Abfärbetheorie

Auch: Infizierung gewerbliche Tätigkeit · Abfärbewirkung

Die Abfärbetheorie besagt, dass eine Personengesellschaft (z. B. eine GbR oder vermögensverwaltende KG), die eigentlich nur vermögensverwaltend tätig ist – etwa durch Vermietung von Immobilien –, insgesamt als Gewerbebetrieb behandelt wird, sobald sie daneben auch nur in geringem Umfang eine originär gewerbliche Tätigkeit ausübt. Die gewerbliche Tätigkeit "färbt" auf die gesamten Einkünfte der Gesellschaft ab.

Ausführliche Erklärung

Für Makler ist die Abfärbetheorie relevant, wenn Kunden Immobilien über Personengesellschaften (GbR, OHG, KG) halten oder vermieten.
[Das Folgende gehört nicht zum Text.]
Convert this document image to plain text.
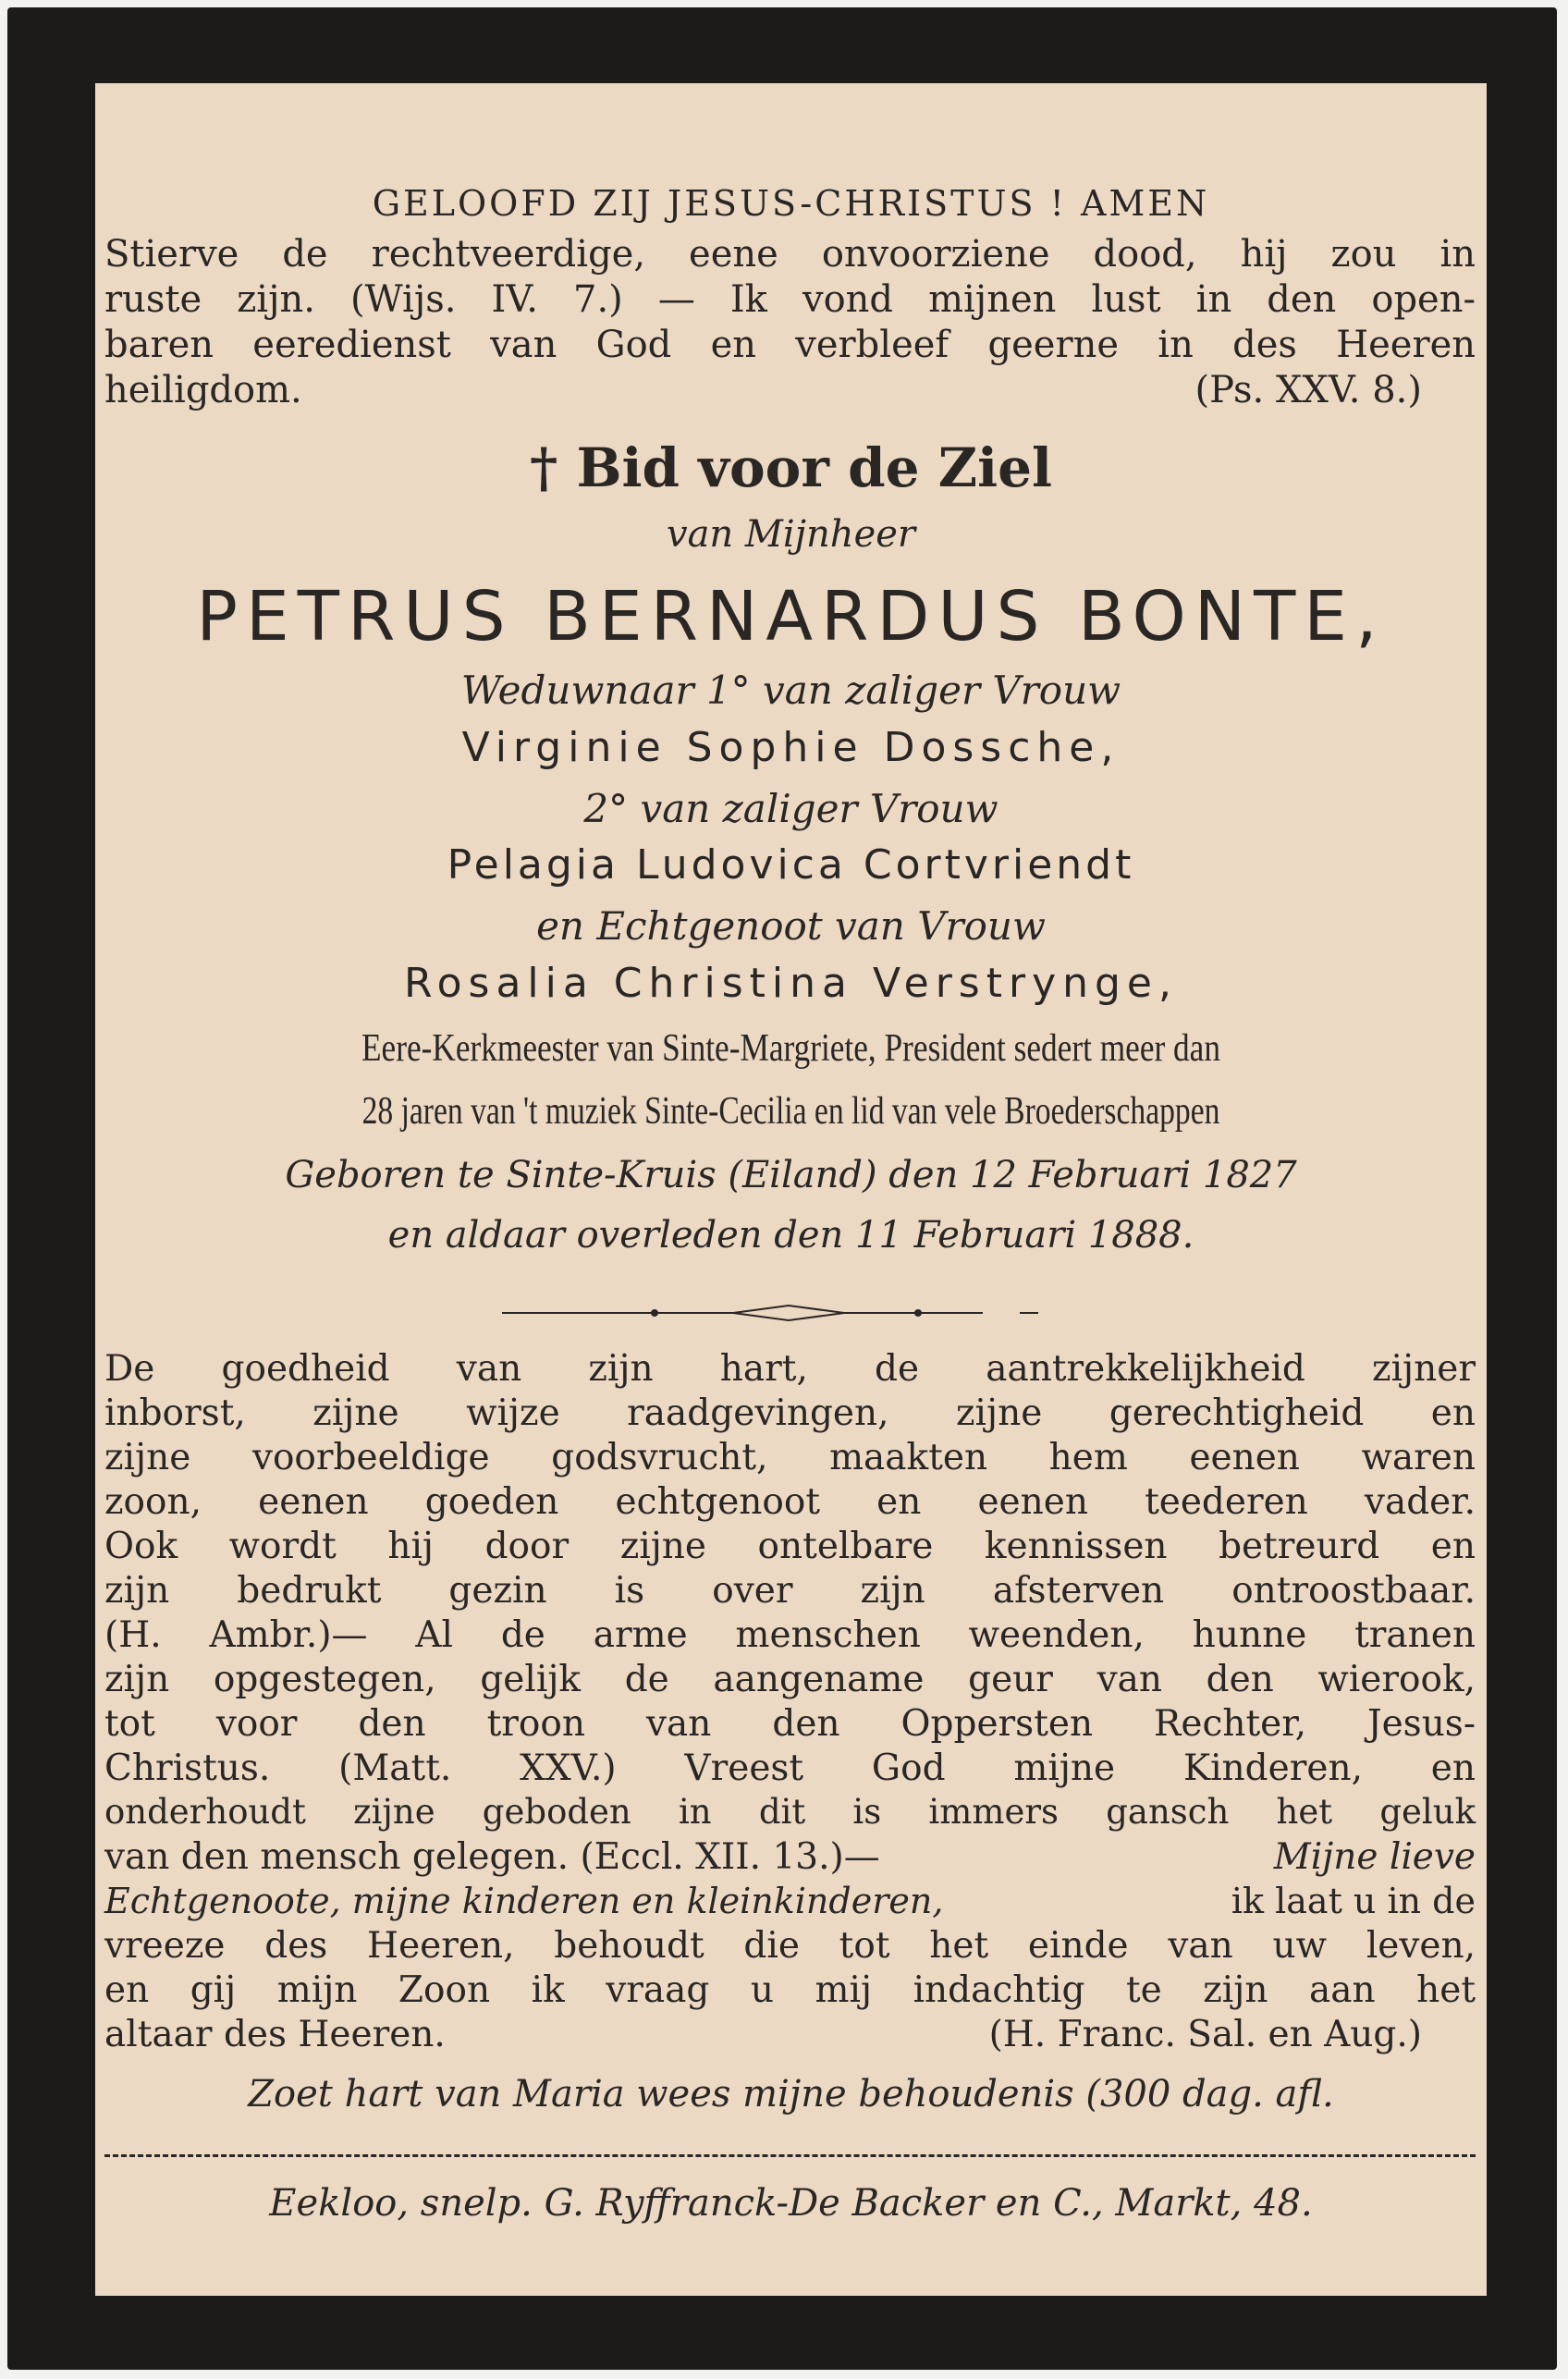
GELOOFD ZIJ JESUS-CHRISTUS ! AMEN

Stierve de rechtveerdige, eene onvoorziene dood, hij zou in

ruste zijn. (Wijs. IV. 7.) — Ik vond mijnen lust in den open-

baren eeredienst van God en verbleef geerne in des Heeren

heiligdom.	(Ps. XXV. 8.)

† Bid voor de Ziel

van Mijnheer

PETRUS BERNARDUS BONTE,

Weduwnaar 1° van zaliger Vrouw

Virginie Sophie Dossche,

2° van zaliger Vrouw

Pelagia Ludovica Cortvriendt

en Echtgenoot van Vrouw

Rosalia Christina Verstrynge,

Eere-Kerkmeester van Sinte-Margriete, President sedert meer dan

28 jaren van 't muziek Sinte-Cecilia en lid van vele Broederschappen

Geboren te Sinte-Kruis (Eiland) den 12 Februari 1827

en aldaar overleden den 11 Februari 1888.

De goedheid van zijn hart, de aantrekkelijkheid zijner

inborst, zijne wijze raadgevingen, zijne gerechtigheid en

zijne voorbeeldige godsvrucht, maakten hem eenen waren

zoon, eenen goeden echtgenoot en eenen teederen vader.

Ook wordt hij door zijne ontelbare kennissen betreurd en

zijn bedrukt gezin is over zijn afsterven ontroostbaar.

(H. Ambr.)— Al de arme menschen weenden, hunne tranen

zijn opgestegen, gelijk de aangename geur van den wierook,

tot voor den troon van den Oppersten Rechter, Jesus-

Christus. (Matt. XXV.) Vreest God mijne Kinderen, en

onderhoudt zijne geboden in dit is immers gansch het geluk

van den mensch gelegen. (Eccl. XII. 13.)—	Mijne lieve

Echtgenoote, mijne kinderen en kleinkinderen,	ik laat u in de

vreeze des Heeren, behoudt die tot het einde van uw leven,

en gij mijn Zoon ik vraag u mij indachtig te zijn aan het

altaar des Heeren.	(H. Franc. Sal. en Aug.)

Zoet hart van Maria wees mijne behoudenis (300 dag. afl.

Eekloo, snelp. G. Ryffranck-De Backer en C., Markt, 48.
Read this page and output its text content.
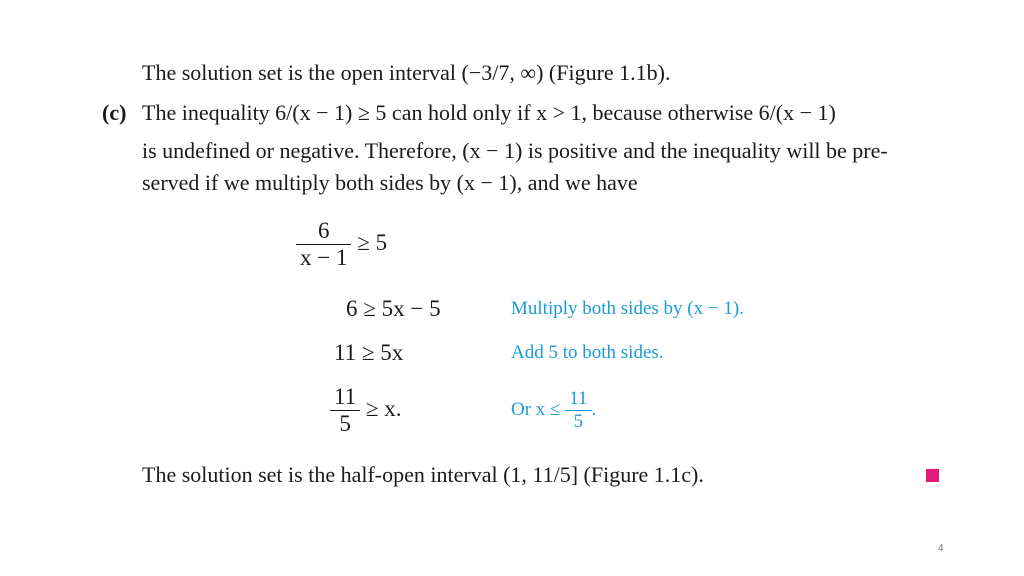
The solution set is the open interval (−3/7, ∞) (Figure 1.1b).
(c) The inequality 6/(x − 1) ≥ 5 can hold only if x > 1, because otherwise 6/(x − 1)
is undefined or negative. Therefore, (x − 1) is positive and the inequality will be pre-
served if we multiply both sides by (x − 1), and we have
$\frac{6}{x - 1} \ge 5$
6 ≥ 5x − 5	Multiply both sides by (x − 1).
11 ≥ 5x	Add 5 to both sides.
$\frac{11}{5} \ge x$.	Or $x \le \frac{11}{5}$ .
The solution set is the half-open interval (1, 11/5] (Figure 1.1c).
4
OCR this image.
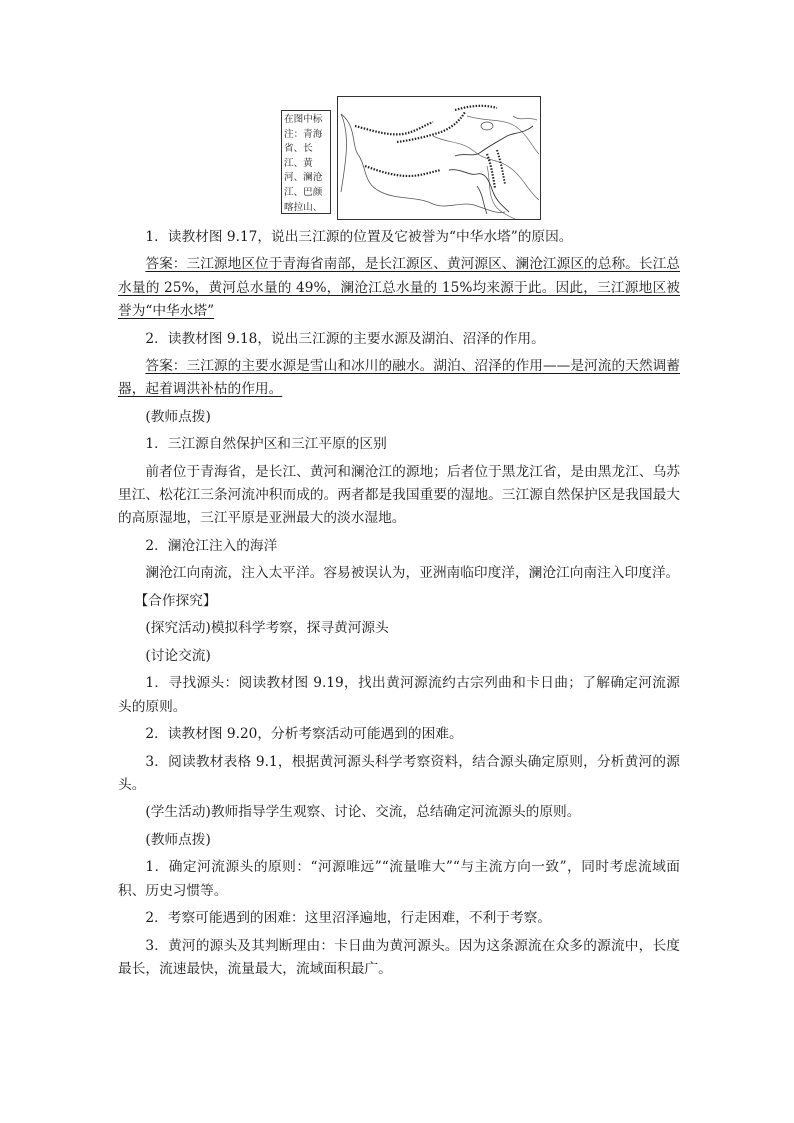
在图中标注：青海省、长江、黄河、澜沧江、巴颜喀拉山、

1．读教材图 9.17，说出三江源的位置及它被誉为“中华水塔”的原因。

答案：三江源地区位于青海省南部，是长江源区、黄河源区、澜沧江源区的总称。长江总水量的 25%，黄河总水量的 49%，澜沧江总水量的 15%均来源于此。因此，三江源地区被誉为“中华水塔”

2．读教材图 9.18，说出三江源的主要水源及湖泊、沼泽的作用。

答案：三江源的主要水源是雪山和冰川的融水。湖泊、沼泽的作用——是河流的天然调蓄器，起着调洪补枯的作用。

(教师点拨)

1．三江源自然保护区和三江平原的区别

前者位于青海省，是长江、黄河和澜沧江的源地；后者位于黑龙江省，是由黑龙江、乌苏里江、松花江三条河流冲积而成的。两者都是我国重要的湿地。三江源自然保护区是我国最大的高原湿地，三江平原是亚洲最大的淡水湿地。

2．澜沧江注入的海洋

澜沧江向南流，注入太平洋。容易被误认为，亚洲南临印度洋，澜沧江向南注入印度洋。

【合作探究】

(探究活动)模拟科学考察，探寻黄河源头

(讨论交流)

1．寻找源头：阅读教材图 9.19，找出黄河源流约古宗列曲和卡日曲；了解确定河流源头的原则。

2．读教材图 9.20，分析考察活动可能遇到的困难。

3．阅读教材表格 9.1，根据黄河源头科学考察资料，结合源头确定原则，分析黄河的源头。

(学生活动)教师指导学生观察、讨论、交流，总结确定河流源头的原则。

(教师点拨)

1．确定河流源头的原则：“河源唯远”“流量唯大”“与主流方向一致”，同时考虑流域面积、历史习惯等。

2．考察可能遇到的困难：这里沼泽遍地，行走困难，不利于考察。

3．黄河的源头及其判断理由：卡日曲为黄河源头。因为这条源流在众多的源流中，长度最长，流速最快，流量最大，流域面积最广。
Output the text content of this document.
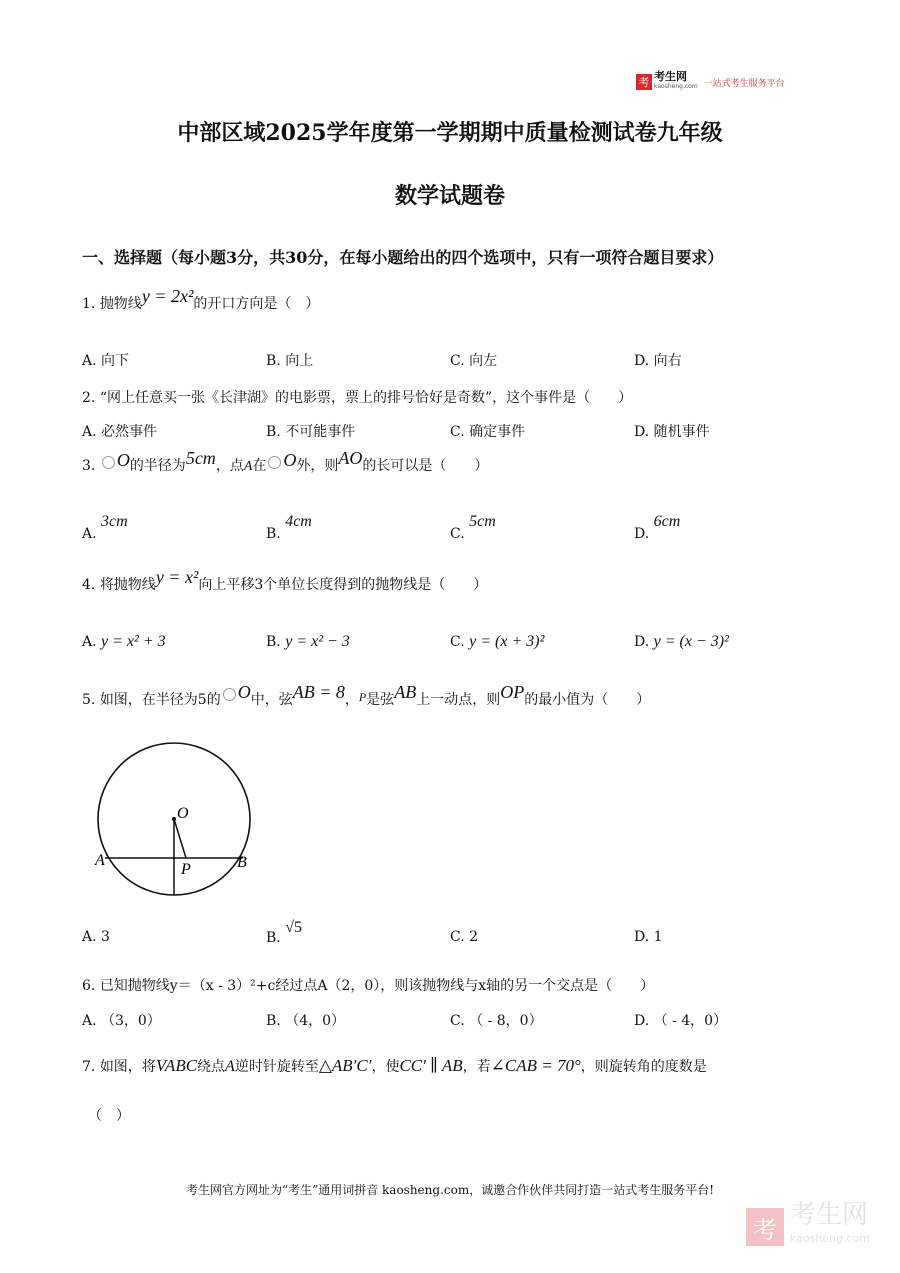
考 考生网
kaosheng.com 一站式考生服务平台
中部区域2025学年度第一学期期中质量检测试卷九年级
数学试题卷
一、选择题（每小题3分，共30分，在每小题给出的四个选项中，只有一项符合题目要求）
1. 抛物线y = 2x²的开口方向是（　）
A. 向下	B. 向上	C. 向左	D. 向右
2. “网上任意买一张《长津湖》的电影票，票上的排号恰好是奇数”，这个事件是（　　）
A. 必然事件	B. 不可能事件	C. 确定事件	D. 随机事件
3. O的半径为5cm，点A在 O外，则AO的长可以是（　　）
A. 3cm
B. 4cm
C. 5cm
D. 6cm
4. 将抛物线y = x²向上平移3个单位长度得到的抛物线是（　　）
A. y = x² + 3	B. y = x² − 3	C. y = (x + 3)²	D. y = (x − 3)²
5. 如图，在半径为5的 O中，弦AB = 8，P是弦AB上一动点，则OP的最小值为（　　）
O
A	B
P
A. 3	B. √5
C. 2	D. 1
6. 已知抛物线y＝（x - 3）²+c经过点A（2，0），则该抛物线与x轴的另一个交点是（　　）
A. （3，0）	B. （4，0）	C. （ - 8，0）	D. （ - 4，0）
7. 如图，将VABC绕点A逆时针旋转至△AB′C′，使CC′ ∥ AB，若∠CAB = 70°，则旋转角的度数是
（　）
考生网官方网址为“考生”通用词拼音 kaosheng.com，诚邀合作伙伴共同打造一站式考生服务平台!
考 考生网
kaosheng.com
Nach § 15 Abs. 3 Nr. 1 EStG gelten sämtliche Einkünfte einer Personengesellschaft als gewerblich, wenn die Gesellschaft neben ihrer vermögensverwaltenden Haupttätigkeit auch eine gewerbliche Tätigkeit ausübt – selbst wenn diese wirtschaftlich untergeordnet ist. Folge: Statt Einkünften aus Vermietung und Verpachtung (§ 21 EStG) entstehen gewerbliche Einkünfte (§ 15 EStG), mit zwei wesentlichen Nachteilen:

  • Gewerbesteuerpflicht für sämtliche Einkünfte der Gesellschaft, nicht nur für den gewerblichen Teil.
  • Wegfall der erweiterten Kürzung nach § 9 Nr. 1 Satz 2 GewStG, die reine Grundstücksverwaltungsgesellschaften sonst von der Gewerbesteuer befreit.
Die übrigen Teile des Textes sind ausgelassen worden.